'LIKE a thief in the night', many people only discover they have glaucoma when they are about to go blind, Lismore eye specialist Dr John Langford-Smith said.
“It is completely without symptoms until it is too late,” he said.
His passionate interest in the disease began when, as a medical student, he diagnosed his father with end-stage glaucoma.
His father, who had lost almost all of his vision, had been misdiagnosed by an eye-care professional for more than 10 years.
Glaucoma runs in the doctor's family; his mother and sister also have the disease.

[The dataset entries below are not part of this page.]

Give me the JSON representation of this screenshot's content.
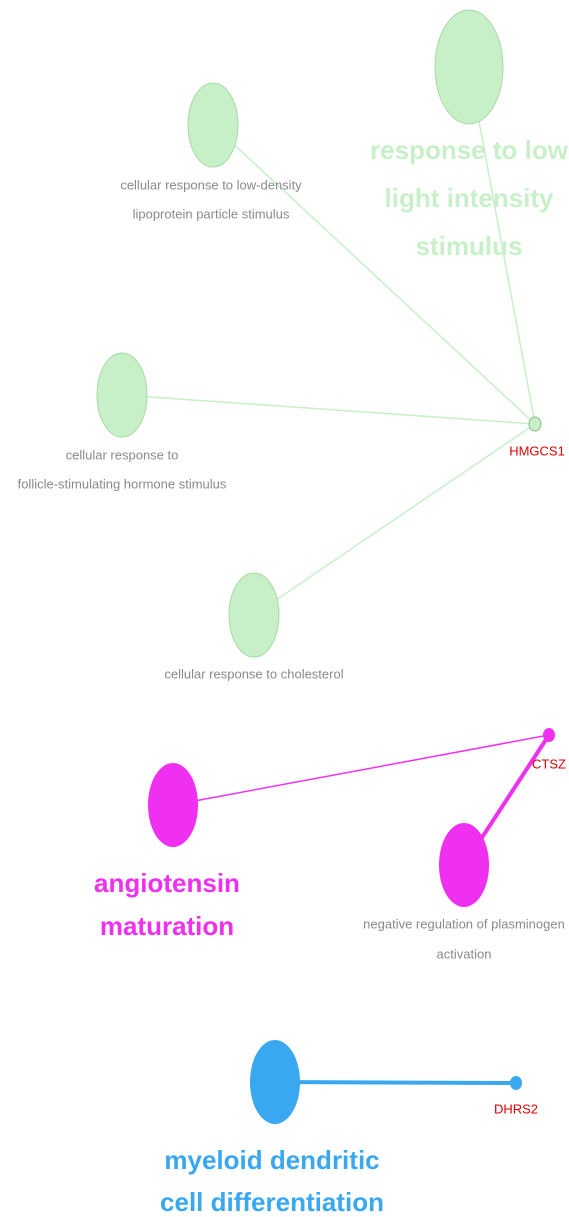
{
  "nodes": [
    {
      "label": [
        "response to low",
        "light intensity",
        "stimulus"
      ]
    },
    {
      "label": [
        "cellular response to low-density",
        "lipoprotein particle stimulus"
      ]
    },
    {
      "label": [
        "cellular response to",
        "follicle-stimulating hormone stimulus"
      ]
    },
    {
      "label": [
        "cellular response to cholesterol"
      ]
    },
    {
      "label": [
        "HMGCS1"
      ]
    },
    {
      "label": [
        "CTSZ"
      ]
    },
    {
      "label": [
        "angiotensin",
        "maturation"
      ]
    },
    {
      "label": [
        "negative regulation of plasminogen",
        "activation"
      ]
    },
    {
      "label": [
        "myeloid dendritic",
        "cell differentiation"
      ]
    },
    {
      "label": [
        "DHRS2"
      ]
    }
  ]
}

Dr Langford-Smith said there were new technologies which had revolutionised how glaucoma was diagnosed.
One piece of equipment is the $300,000 Spectralis OCT, which the doctor has just purchased for his Lismore surgery.
The Spectralis measures the thickness of the nerves at the back of the eye, which glaucoma damages.

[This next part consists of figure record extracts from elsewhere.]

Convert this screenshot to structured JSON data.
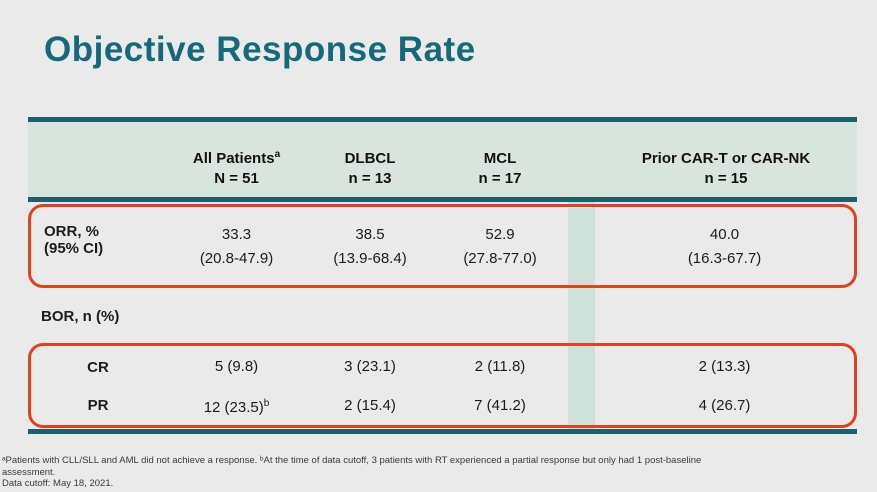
{
  "slide": {
    "title": "Objective Response Rate"
  },
  "table": {
    "columns": [
      {
        "label": "All Patients",
        "sup": "a",
        "sub": "N = 51"
      },
      {
        "label": "DLBCL",
        "sup": "",
        "sub": "n = 13"
      },
      {
        "label": "MCL",
        "sup": "",
        "sub": "n = 17"
      },
      {
        "label": "Prior CAR-T or CAR-NK",
        "sup": "",
        "sub": "n = 15"
      }
    ],
    "orr": {
      "label1": "ORR, %",
      "label2": "(95% CI)",
      "values": [
        {
          "pct": "33.3",
          "ci": "(20.8-47.9)"
        },
        {
          "pct": "38.5",
          "ci": "(13.9-68.4)"
        },
        {
          "pct": "52.9",
          "ci": "(27.8-77.0)"
        },
        {
          "pct": "40.0",
          "ci": "(16.3-67.7)"
        }
      ]
    },
    "bor_label": "BOR, n (%)",
    "cr": {
      "label": "CR",
      "values": [
        "5 (9.8)",
        "3 (23.1)",
        "2 (11.8)",
        "2 (13.3)"
      ]
    },
    "pr": {
      "label": "PR",
      "values": [
        "12 (23.5)",
        "2 (15.4)",
        "7 (41.2)",
        "4 (26.7)"
      ],
      "value1_sup": "b"
    }
  },
  "footnotes": {
    "line1": "ᵃPatients with CLL/SLL and AML did not achieve a response. ᵇAt the time of data cutoff, 3 patients with RT experienced a partial response but only had 1 post-baseline",
    "line2": "assessment.",
    "line3": "Data cutoff: May 18, 2021."
  },
  "colors": {
    "teal_border": "#1c5f6d",
    "title_teal": "#15697a",
    "header_bg": "#d9e4df",
    "band_bg": "#cde0da",
    "highlight_red": "#e2401f",
    "slide_bg": "#e9eae9"
  }
}
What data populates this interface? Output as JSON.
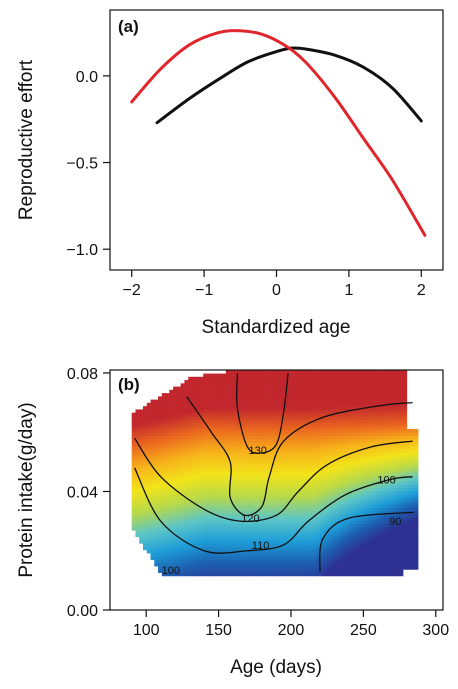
{
  "chart_data": [
    {
      "panel_label": "(a)",
      "type": "line",
      "xlabel": "Standardized age",
      "ylabel": "Reproductive effort",
      "xlim": [
        -2.3,
        2.3
      ],
      "ylim": [
        -1.12,
        0.38
      ],
      "xticks": [
        -2,
        -1,
        0,
        1,
        2
      ],
      "xtick_labels": [
        "−2",
        "−1",
        "0",
        "1",
        "2"
      ],
      "yticks": [
        0.0,
        -0.5,
        -1.0
      ],
      "ytick_labels": [
        "0.0",
        "−0.5",
        "−1.0"
      ],
      "series": [
        {
          "color": "#111111",
          "x": [
            -1.65,
            -1.2,
            -0.8,
            -0.4,
            0.0,
            0.2,
            0.4,
            0.8,
            1.2,
            1.6,
            2.0
          ],
          "y": [
            -0.27,
            -0.13,
            -0.02,
            0.08,
            0.14,
            0.16,
            0.155,
            0.12,
            0.05,
            -0.07,
            -0.26
          ]
        },
        {
          "color": "#e0262c",
          "x": [
            -2.0,
            -1.6,
            -1.2,
            -0.8,
            -0.5,
            -0.2,
            0.1,
            0.4,
            0.8,
            1.2,
            1.6,
            2.05
          ],
          "y": [
            -0.15,
            0.04,
            0.18,
            0.25,
            0.26,
            0.24,
            0.18,
            0.08,
            -0.12,
            -0.36,
            -0.6,
            -0.92
          ]
        }
      ]
    },
    {
      "panel_label": "(b)",
      "type": "heatmap",
      "xlabel": "Age (days)",
      "ylabel": "Protein intake(g/day)",
      "xlim": [
        75,
        305
      ],
      "ylim": [
        0.0,
        0.081
      ],
      "xticks": [
        100,
        150,
        200,
        250,
        300
      ],
      "xtick_labels": [
        "100",
        "150",
        "200",
        "250",
        "300"
      ],
      "yticks": [
        0.0,
        0.04,
        0.08
      ],
      "ytick_labels": [
        "0.00",
        "0.04",
        "0.08"
      ],
      "colorscale": [
        "#2e3192",
        "#1c5fb0",
        "#1e9ed8",
        "#5cc5c6",
        "#b7d94a",
        "#f2e41a",
        "#f7b41a",
        "#ec6a1f",
        "#c1272d"
      ],
      "surface_model": {
        "base": 113,
        "age_center": 175,
        "age_coef": -0.0055,
        "age_coef2": 0.00012,
        "protein_center": 0.04,
        "protein_coef": 900
      },
      "contours": [
        {
          "label": "90",
          "points": [
            [
              220,
              0.013
            ],
            [
              222,
              0.024
            ],
            [
              240,
              0.031
            ],
            [
              285,
              0.033
            ]
          ]
        },
        {
          "label": "100",
          "points": [
            [
              92,
              0.048
            ],
            [
              110,
              0.03
            ],
            [
              140,
              0.02
            ],
            [
              170,
              0.02
            ],
            [
              195,
              0.022
            ],
            [
              212,
              0.03
            ],
            [
              238,
              0.039
            ],
            [
              268,
              0.044
            ],
            [
              284,
              0.045
            ]
          ]
        },
        {
          "label": "110",
          "points": [
            [
              92,
              0.058
            ],
            [
              110,
              0.045
            ],
            [
              140,
              0.034
            ],
            [
              165,
              0.03
            ],
            [
              190,
              0.032
            ],
            [
              205,
              0.04
            ],
            [
              225,
              0.049
            ],
            [
              255,
              0.055
            ],
            [
              284,
              0.057
            ]
          ]
        },
        {
          "label": "120",
          "points": [
            [
              128,
              0.072
            ],
            [
              145,
              0.06
            ],
            [
              158,
              0.05
            ],
            [
              158,
              0.038
            ],
            [
              168,
              0.032
            ],
            [
              180,
              0.035
            ],
            [
              185,
              0.045
            ],
            [
              195,
              0.057
            ],
            [
              222,
              0.065
            ],
            [
              262,
              0.069
            ],
            [
              284,
              0.07
            ]
          ]
        },
        {
          "label": "130",
          "points": [
            [
              163,
              0.08
            ],
            [
              163,
              0.068
            ],
            [
              170,
              0.055
            ],
            [
              180,
              0.053
            ],
            [
              190,
              0.056
            ],
            [
              195,
              0.067
            ],
            [
              198,
              0.08
            ]
          ]
        }
      ],
      "contour_label_positions": [
        {
          "label": "90",
          "x": 272,
          "y": 0.03
        },
        {
          "label": "100",
          "x": 266,
          "y": 0.044
        },
        {
          "label": "100",
          "x": 117,
          "y": 0.0135
        },
        {
          "label": "110",
          "x": 179,
          "y": 0.022
        },
        {
          "label": "120",
          "x": 172,
          "y": 0.031
        },
        {
          "label": "130",
          "x": 177,
          "y": 0.054
        }
      ]
    }
  ]
}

Dr Langford-Smith said patients with first-degree relatives with the disease should be tested.
A free talk on glaucoma will be given by Dr Langford-Smith at the Casino RSM Club, at 162 Canterbury Street, Casino, at 10.30am today.
Dr Langford-Smith said he planned to hold further seminars in the region.

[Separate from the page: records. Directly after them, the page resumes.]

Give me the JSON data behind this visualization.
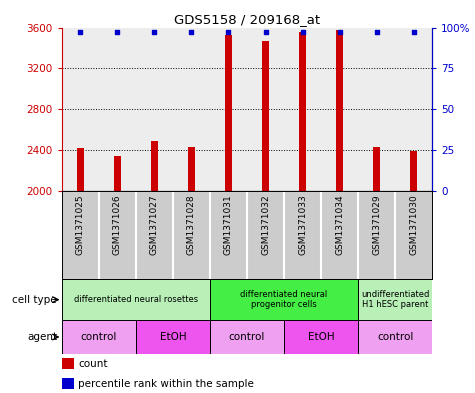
{
  "title": "GDS5158 / 209168_at",
  "samples": [
    "GSM1371025",
    "GSM1371026",
    "GSM1371027",
    "GSM1371028",
    "GSM1371031",
    "GSM1371032",
    "GSM1371033",
    "GSM1371034",
    "GSM1371029",
    "GSM1371030"
  ],
  "counts": [
    2420,
    2340,
    2490,
    2430,
    3530,
    3470,
    3560,
    3580,
    2430,
    2390
  ],
  "percentile_ranks": [
    97,
    97,
    97,
    97,
    97,
    97,
    97,
    97,
    97,
    97
  ],
  "ylim_left": [
    2000,
    3600
  ],
  "ylim_right": [
    0,
    100
  ],
  "yticks_left": [
    2000,
    2400,
    2800,
    3200,
    3600
  ],
  "yticks_right": [
    0,
    25,
    50,
    75,
    100
  ],
  "cell_types": [
    {
      "label": "differentiated neural rosettes",
      "start": 0,
      "end": 3,
      "color": "#b8f0b8"
    },
    {
      "label": "differentiated neural\nprogenitor cells",
      "start": 4,
      "end": 7,
      "color": "#44ee44"
    },
    {
      "label": "undifferentiated\nH1 hESC parent",
      "start": 8,
      "end": 9,
      "color": "#b8f0b8"
    }
  ],
  "agents": [
    {
      "label": "control",
      "start": 0,
      "end": 1,
      "color": "#f0a0f0"
    },
    {
      "label": "EtOH",
      "start": 2,
      "end": 3,
      "color": "#ee55ee"
    },
    {
      "label": "control",
      "start": 4,
      "end": 5,
      "color": "#f0a0f0"
    },
    {
      "label": "EtOH",
      "start": 6,
      "end": 7,
      "color": "#ee55ee"
    },
    {
      "label": "control",
      "start": 8,
      "end": 9,
      "color": "#f0a0f0"
    }
  ],
  "bar_color": "#cc0000",
  "dot_color": "#0000cc",
  "left_axis_color": "#cc0000",
  "right_axis_color": "#0000cc",
  "sample_bg_color": "#cccccc",
  "col_sep_color": "#ffffff",
  "grid_color": "#000000"
}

• Glaucoma is the leading cause of irreversible blindness world-wide.
• One-in-10 Australians over 80 will develop the disease.
• Glaucoma is a group of diseases which affect the optic nerve at the back of the eye.
• About half of people with the disease are undiagnosed.
• Damage progresses slowly and destroys the nerves gradually.
• Glaucoma costs the community more than $1.9 million each year.
• Treatment cannot correct eye loss, but can slow or halt the disease's progression.
• First-degree relatives of glaucoma patients have an eight times greater risk of developing the disease.